M is a curious beast it is a film that happens in peaks and troughs. Genuinely interesting moments seem to be bookended with long sequences in which nothing really happens. However it is important to remember that this is still the early days of cinema. Complaints like pacing seem a bit petty about a film which was made before such things were really concerns. Especially when there are some wonderful cinematic touches. From some ingenious camera positions (I particularly enjoyed the bonkersly unflattering worm's eye view of the chief of police) to some truly marvellous scenes. Scenes which probably secured this film's position in the top 500 and which I shall speak about later.

The film's subject matter is surprisingly dark. It is part of the BFI's Psycho season, so I'm aware that it was about a a murderer, however I did not know that the victims were little girls. This introduces a pretty horrible paedophile element into the killings and disappearances. Certainly the initial shots of the killer are fabulous, we see his hand or the back of his head and hauntingly, the broken fragments of a whistled rendition of 'Hall of the Mountain King'. This becomes the warning. If you hear that being whistled, it means he'll try and kidnap a child. Knowing these connotations kind of throws the Alton Towers adverts into a horrible new light.
Naturally - child catching is the lowest of the low and so not only do we have the entire police force after this figure but also the entire criminal fraternity. This part of the film seems to expertly juggle the fascinating and the tedious. Lang manages to show some wonderful bleakly-comic examples of mob mentality.
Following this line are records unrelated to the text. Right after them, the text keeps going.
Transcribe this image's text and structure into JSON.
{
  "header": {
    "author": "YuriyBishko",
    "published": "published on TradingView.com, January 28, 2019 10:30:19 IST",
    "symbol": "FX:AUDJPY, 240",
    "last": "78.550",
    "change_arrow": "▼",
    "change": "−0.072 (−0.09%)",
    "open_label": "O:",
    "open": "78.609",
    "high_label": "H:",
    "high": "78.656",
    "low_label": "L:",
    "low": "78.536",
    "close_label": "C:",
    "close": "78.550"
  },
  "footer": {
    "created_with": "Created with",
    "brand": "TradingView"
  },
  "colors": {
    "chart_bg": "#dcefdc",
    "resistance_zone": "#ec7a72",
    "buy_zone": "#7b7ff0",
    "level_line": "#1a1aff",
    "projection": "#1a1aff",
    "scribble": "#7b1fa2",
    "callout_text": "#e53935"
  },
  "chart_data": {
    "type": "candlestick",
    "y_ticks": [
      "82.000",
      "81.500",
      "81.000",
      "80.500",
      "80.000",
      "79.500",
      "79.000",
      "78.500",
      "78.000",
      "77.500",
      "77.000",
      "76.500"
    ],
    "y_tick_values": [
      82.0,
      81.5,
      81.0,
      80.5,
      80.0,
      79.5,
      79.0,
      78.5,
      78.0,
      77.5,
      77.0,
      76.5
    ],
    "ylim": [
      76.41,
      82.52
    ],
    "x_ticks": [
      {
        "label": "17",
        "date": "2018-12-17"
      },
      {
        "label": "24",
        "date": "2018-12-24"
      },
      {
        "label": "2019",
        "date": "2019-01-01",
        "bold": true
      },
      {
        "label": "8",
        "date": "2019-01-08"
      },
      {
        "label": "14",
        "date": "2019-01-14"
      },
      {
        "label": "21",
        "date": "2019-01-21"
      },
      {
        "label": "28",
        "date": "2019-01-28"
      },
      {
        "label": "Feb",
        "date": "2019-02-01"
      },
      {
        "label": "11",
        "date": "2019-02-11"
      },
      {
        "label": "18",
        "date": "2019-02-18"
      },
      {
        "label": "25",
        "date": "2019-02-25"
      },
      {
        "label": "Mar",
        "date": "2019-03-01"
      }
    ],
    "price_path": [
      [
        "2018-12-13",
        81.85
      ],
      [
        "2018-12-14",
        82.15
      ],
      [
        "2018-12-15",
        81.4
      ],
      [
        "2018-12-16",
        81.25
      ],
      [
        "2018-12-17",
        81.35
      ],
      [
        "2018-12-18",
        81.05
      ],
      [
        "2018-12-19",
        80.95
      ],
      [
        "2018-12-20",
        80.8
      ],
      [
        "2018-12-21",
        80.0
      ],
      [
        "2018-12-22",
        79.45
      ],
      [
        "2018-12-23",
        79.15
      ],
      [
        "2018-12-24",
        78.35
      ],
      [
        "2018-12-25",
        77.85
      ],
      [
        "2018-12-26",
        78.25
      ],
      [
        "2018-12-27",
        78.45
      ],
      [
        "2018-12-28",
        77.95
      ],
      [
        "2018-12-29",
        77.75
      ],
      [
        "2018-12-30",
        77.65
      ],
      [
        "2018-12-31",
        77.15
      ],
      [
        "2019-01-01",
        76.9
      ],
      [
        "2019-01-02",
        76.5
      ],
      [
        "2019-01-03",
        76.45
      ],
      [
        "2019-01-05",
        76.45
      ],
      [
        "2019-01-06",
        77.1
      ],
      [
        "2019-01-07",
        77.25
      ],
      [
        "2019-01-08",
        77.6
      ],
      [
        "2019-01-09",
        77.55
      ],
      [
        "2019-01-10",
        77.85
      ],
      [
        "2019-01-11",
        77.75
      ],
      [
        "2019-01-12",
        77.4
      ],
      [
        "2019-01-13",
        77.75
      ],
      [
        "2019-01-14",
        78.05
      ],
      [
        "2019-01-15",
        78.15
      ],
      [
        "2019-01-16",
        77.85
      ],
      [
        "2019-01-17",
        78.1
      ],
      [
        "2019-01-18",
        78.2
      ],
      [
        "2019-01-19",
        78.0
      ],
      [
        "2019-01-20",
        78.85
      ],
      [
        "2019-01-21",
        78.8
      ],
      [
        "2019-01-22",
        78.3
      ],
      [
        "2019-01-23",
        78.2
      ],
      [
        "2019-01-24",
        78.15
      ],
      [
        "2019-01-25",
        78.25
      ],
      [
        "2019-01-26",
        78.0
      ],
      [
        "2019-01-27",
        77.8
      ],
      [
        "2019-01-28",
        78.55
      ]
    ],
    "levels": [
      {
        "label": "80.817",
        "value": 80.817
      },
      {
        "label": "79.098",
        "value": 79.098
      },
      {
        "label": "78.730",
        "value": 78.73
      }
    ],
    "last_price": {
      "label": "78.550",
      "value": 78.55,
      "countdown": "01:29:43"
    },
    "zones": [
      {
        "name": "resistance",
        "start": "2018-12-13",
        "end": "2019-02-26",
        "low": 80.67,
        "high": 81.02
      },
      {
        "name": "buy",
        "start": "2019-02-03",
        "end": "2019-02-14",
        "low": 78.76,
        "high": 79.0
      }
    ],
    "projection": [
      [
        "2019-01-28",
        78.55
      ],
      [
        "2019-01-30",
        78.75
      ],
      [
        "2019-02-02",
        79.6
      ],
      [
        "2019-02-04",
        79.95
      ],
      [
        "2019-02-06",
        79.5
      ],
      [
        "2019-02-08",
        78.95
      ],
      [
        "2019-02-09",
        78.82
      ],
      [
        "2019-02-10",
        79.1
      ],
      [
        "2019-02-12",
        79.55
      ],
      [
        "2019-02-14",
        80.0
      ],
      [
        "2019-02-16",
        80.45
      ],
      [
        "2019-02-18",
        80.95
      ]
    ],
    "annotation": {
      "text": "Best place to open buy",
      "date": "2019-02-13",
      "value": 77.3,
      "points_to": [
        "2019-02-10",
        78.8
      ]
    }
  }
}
Anyone who is seen being questioned by police or talking to a child is immediately branded the child killer and massively persecuted. However, interspersed throughout all of that we're faced with the meticulous process of paperwork and questioning used by the Police.

Due to their unlawfulness, the drama kicks up a notch when the criminals get involved, in their wonderful, almost cliche, departments. So we have representatives for pickpocketing (dressed commonly but with dozens of silver pocket watches), card sharking (a bit of a spiv who constantly shuffles a deck) and murder (think black leather gestapo chic) amongst others. They are the first to find the murderer and hunt him down. However once again we fall victim to Lang's pacing as we follow the meticulous search through the house until eventually they find the murderer.

And so, all is forgiven. Because when child killing psychopath Hans Beckert is thrown into a kangaroo court consisting of the entire criminal community of Berlin, we face an iconic and captivating scene.
This is mainly down to Hans Beckert's impassioned speeches and Peter Lorre's wonderful portrayal of him. He is a collapsed figure, huddled and crying, wide eyed and emotional. He is a shaking and terrified pathetic wreck of a man. When up against the hate and contempt of the court you start to pity the man. The fact that he can't help himself and that he really tries not to introduces a new dynamic into the film that is almost more uncomfortable than just dealing with a child killer. The film also points out the hypocrisy of the whole court. Beckert is tried for murder (of children admittedly) by a judge who is on the run for 3 counts of murder himself.

For a film which has been very generous with pacing, the final moments seem rushed as the police storm the kangaroo court and Beckert gets a proper hearing. Though we never know what judgement is actually decreed. Some would argue that it doesn't matter. He may be sent to jail, he may be sent to an asylum. It is hard to know what message Lang is trying to put across, but I think at the heart of it all is the film's final line:
This won't bring back our children. We, too, should keep a closer watch on our children.